Paul Tillich remarks that there is a great ‘but’ in this discourse from Paul, yet not a ‘but’ that takes back everything that was given previously. This is a challenge, so says Tillich, “His sovereignty towards life should put to shame each of us as well as all our Churches. We are afraid to accept what is given to us; we are in compulsive self-seclusion towards our world, we try to escape life instead of controlling it. ” (Tillich, Paul “All is yours” from The New Being, Scribers Sons, 1955). Our problem, notes Tillich, is that we do not know what it means to fully believe we belong to God and that our foundation is secure.

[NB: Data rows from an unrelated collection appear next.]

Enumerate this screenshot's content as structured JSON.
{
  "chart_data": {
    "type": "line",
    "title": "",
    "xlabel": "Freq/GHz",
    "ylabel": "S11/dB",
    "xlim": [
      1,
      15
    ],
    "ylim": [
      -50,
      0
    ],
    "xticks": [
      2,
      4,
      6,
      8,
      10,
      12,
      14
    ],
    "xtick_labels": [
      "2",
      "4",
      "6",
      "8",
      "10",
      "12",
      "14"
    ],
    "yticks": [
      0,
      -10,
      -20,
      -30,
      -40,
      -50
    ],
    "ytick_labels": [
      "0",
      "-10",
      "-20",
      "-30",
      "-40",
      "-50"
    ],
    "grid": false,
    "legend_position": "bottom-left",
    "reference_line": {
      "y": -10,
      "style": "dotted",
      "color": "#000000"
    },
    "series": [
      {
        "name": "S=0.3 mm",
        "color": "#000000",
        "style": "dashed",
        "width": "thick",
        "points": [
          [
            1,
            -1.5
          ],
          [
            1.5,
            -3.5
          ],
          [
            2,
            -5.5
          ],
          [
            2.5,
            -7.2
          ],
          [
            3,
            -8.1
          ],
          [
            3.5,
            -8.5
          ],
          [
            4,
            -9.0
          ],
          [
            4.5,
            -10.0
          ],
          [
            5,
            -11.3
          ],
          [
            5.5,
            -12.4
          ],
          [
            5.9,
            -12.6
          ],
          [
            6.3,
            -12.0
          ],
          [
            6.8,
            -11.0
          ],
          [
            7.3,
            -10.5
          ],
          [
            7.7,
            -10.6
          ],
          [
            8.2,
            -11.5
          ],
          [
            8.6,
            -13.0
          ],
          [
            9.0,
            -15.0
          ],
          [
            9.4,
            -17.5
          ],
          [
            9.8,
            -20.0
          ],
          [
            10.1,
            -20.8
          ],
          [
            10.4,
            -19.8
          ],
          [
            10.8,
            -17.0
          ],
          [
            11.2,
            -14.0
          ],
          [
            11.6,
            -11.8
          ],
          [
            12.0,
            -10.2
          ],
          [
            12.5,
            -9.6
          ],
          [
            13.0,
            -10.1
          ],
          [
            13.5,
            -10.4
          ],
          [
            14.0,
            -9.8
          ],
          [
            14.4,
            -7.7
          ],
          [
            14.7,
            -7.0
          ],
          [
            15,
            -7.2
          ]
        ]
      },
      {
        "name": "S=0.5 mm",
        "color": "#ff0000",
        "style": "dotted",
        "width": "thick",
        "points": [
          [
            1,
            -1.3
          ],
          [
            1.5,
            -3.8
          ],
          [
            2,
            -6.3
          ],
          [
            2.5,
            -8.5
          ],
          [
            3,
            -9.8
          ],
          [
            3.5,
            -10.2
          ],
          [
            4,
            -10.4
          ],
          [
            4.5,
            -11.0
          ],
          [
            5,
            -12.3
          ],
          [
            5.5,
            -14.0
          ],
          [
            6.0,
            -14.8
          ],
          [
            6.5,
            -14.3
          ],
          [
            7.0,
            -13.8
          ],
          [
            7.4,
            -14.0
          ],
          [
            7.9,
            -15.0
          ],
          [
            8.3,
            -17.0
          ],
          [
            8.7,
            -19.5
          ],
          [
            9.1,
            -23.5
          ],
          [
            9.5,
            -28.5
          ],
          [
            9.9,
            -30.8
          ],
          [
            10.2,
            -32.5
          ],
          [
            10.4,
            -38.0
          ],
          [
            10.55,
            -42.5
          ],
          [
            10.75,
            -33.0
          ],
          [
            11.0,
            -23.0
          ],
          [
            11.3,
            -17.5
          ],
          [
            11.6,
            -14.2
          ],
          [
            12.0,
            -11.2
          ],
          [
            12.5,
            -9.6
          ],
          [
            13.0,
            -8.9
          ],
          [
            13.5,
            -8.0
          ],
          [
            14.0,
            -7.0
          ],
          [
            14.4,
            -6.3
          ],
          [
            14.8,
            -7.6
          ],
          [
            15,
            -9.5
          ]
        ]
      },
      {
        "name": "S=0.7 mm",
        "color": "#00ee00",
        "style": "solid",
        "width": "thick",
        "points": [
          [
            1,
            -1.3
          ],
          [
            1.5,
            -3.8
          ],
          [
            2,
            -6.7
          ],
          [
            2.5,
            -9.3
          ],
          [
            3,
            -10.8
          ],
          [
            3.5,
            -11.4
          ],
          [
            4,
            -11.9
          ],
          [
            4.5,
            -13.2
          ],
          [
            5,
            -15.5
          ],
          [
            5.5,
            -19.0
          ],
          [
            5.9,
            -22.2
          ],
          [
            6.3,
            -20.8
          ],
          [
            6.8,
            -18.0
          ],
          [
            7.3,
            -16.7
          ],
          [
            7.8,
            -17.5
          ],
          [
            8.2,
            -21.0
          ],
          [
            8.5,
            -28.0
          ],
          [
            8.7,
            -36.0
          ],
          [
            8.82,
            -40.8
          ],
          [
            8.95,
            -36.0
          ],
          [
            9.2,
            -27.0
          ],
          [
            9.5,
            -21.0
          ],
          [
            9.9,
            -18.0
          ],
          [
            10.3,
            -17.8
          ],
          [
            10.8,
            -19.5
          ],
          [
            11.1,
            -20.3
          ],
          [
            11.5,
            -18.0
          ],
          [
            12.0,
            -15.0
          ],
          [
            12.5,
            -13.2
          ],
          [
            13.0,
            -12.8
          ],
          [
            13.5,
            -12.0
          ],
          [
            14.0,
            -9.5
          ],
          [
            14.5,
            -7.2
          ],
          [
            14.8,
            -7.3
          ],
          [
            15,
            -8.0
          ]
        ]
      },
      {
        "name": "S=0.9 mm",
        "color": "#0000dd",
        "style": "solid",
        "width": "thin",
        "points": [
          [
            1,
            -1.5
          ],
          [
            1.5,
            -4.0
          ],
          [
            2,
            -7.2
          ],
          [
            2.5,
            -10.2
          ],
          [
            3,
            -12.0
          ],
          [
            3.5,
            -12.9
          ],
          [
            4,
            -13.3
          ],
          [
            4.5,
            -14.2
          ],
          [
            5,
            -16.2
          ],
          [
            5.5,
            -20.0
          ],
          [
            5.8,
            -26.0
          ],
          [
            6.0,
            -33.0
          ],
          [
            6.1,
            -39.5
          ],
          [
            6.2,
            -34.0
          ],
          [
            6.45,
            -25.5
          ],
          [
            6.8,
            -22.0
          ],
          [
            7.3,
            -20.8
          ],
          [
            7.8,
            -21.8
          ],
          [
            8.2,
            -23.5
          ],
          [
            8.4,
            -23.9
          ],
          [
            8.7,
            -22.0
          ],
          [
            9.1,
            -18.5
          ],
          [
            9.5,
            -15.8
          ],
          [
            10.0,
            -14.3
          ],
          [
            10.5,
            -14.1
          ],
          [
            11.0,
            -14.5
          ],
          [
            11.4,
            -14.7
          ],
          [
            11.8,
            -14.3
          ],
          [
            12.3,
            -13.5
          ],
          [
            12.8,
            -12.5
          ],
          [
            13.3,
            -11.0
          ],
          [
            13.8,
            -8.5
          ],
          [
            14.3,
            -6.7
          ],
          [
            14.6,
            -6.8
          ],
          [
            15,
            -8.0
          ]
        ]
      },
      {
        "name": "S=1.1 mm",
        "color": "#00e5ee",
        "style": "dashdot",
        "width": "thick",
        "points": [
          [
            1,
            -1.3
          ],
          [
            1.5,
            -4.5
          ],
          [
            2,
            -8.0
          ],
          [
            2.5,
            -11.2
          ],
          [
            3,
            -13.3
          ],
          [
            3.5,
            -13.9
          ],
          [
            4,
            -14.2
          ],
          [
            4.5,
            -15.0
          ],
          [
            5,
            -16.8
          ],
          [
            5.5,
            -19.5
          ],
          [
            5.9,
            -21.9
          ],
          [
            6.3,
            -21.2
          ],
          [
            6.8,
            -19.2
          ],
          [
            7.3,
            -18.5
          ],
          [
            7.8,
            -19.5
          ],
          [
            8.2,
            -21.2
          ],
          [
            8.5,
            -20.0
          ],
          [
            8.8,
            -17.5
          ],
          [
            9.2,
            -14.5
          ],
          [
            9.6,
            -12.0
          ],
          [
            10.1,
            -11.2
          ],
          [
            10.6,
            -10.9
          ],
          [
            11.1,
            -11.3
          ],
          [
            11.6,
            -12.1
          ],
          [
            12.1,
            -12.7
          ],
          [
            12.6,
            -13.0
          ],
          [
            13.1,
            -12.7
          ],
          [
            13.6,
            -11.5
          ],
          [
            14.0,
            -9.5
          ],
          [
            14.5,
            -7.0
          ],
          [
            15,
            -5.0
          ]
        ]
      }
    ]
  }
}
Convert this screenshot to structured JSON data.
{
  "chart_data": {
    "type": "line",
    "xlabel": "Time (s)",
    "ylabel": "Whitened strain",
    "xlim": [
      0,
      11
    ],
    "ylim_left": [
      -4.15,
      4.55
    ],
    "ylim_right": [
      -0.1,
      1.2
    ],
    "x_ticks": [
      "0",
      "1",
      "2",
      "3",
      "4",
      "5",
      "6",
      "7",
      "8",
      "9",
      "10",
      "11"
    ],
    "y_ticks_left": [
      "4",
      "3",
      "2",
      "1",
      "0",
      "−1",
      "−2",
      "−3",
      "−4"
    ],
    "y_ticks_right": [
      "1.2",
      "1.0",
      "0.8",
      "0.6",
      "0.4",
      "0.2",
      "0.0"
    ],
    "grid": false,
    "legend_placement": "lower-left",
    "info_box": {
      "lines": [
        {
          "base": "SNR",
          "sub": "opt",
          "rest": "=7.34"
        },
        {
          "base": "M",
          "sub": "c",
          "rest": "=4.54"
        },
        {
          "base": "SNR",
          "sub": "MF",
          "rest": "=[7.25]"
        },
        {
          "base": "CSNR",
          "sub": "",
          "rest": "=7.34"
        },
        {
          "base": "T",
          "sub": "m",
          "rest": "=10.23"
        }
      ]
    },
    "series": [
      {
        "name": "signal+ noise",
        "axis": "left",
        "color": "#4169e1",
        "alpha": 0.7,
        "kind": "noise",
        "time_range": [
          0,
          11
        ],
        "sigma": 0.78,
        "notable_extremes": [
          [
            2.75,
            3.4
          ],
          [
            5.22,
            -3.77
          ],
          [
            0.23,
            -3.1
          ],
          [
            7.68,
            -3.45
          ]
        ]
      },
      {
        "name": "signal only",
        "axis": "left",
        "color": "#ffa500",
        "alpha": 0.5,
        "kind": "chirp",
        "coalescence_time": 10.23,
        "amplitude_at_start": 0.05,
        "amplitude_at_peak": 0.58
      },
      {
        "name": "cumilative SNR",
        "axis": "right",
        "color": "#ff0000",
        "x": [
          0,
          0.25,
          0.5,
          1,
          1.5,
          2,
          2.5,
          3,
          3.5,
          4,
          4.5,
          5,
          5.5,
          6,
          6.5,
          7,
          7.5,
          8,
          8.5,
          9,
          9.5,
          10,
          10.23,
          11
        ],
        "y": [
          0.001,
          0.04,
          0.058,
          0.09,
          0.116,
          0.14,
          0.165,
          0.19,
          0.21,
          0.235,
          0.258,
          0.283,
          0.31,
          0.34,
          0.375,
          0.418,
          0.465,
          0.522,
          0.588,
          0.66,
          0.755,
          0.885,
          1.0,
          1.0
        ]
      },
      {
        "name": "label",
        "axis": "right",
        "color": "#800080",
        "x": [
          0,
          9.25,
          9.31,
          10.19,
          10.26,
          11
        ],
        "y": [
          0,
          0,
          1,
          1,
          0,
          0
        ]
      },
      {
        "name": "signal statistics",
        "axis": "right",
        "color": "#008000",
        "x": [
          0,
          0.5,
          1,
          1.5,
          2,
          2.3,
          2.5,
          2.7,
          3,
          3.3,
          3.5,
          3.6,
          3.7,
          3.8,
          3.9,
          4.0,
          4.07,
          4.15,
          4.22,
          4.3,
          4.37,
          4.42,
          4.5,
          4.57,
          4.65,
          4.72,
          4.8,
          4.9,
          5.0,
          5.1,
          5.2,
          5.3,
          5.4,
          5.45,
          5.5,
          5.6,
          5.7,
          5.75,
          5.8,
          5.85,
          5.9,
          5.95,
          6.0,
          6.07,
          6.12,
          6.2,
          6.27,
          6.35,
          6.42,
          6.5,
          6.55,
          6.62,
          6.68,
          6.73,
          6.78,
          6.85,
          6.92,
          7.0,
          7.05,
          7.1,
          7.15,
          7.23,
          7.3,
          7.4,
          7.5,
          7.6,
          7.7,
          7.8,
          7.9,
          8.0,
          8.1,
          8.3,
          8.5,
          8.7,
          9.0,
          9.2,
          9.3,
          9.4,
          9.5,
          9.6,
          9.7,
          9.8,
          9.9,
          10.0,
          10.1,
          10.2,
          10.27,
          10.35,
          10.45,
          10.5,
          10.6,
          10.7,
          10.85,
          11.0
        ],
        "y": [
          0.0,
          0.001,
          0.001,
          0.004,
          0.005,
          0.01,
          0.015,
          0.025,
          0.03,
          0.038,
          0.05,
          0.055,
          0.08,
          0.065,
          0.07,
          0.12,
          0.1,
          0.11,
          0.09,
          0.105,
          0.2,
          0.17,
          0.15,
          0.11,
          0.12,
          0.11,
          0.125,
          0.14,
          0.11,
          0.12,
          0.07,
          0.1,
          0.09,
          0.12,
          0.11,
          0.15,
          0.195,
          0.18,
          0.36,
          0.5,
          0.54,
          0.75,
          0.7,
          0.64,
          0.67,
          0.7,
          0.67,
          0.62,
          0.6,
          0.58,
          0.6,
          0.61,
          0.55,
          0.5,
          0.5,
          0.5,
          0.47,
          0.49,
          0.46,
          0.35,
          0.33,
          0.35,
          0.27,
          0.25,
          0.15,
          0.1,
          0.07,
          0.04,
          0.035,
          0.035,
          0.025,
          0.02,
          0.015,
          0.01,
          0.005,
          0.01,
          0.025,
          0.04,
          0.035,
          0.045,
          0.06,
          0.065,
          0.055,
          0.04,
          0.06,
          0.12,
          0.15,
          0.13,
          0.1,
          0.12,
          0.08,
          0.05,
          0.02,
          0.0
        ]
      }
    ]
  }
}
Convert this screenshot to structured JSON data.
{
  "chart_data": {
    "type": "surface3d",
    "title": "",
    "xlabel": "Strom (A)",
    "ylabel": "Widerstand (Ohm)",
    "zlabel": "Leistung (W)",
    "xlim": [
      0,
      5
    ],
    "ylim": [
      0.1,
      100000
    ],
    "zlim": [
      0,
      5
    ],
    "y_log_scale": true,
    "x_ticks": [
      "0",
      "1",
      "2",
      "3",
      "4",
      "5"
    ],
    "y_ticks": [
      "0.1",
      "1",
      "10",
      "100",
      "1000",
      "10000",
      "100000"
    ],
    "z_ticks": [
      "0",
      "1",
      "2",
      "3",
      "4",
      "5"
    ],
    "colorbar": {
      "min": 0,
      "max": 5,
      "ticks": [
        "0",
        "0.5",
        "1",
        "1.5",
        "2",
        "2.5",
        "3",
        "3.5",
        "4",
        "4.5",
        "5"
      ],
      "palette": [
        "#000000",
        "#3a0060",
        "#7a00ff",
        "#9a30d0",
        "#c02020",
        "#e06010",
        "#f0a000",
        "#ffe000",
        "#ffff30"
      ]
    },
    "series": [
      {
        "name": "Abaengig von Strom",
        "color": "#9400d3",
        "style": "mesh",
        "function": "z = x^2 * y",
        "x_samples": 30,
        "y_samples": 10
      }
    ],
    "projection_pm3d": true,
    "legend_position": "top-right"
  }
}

This belief would open new and exciting vistas for each of us, if we could somehow believe this good news. It would mean new opportunities, but not without a long connection to all that is good and just prior to our arrival on the scene. It would mean new activities, that in no way disregard the old as worthless. It means that we maintain contact with the timeless ground of our being, and listen attentively to where and how we are called to act now. We do not ‘take back’ all that has been given to us up unto this point. We live with the same divine ‘but’ that St. Paul struggled with. I do not reject nor dismiss all that I’ve been able to share in this Christian life until now. All that is to come is not as radically new as I might dream it is.

So, look with great anticipation how God is yet to reveal His intention to me, and those who have called me to serve in their midst, in the days…months…and years ahead. So, let the excitement begin.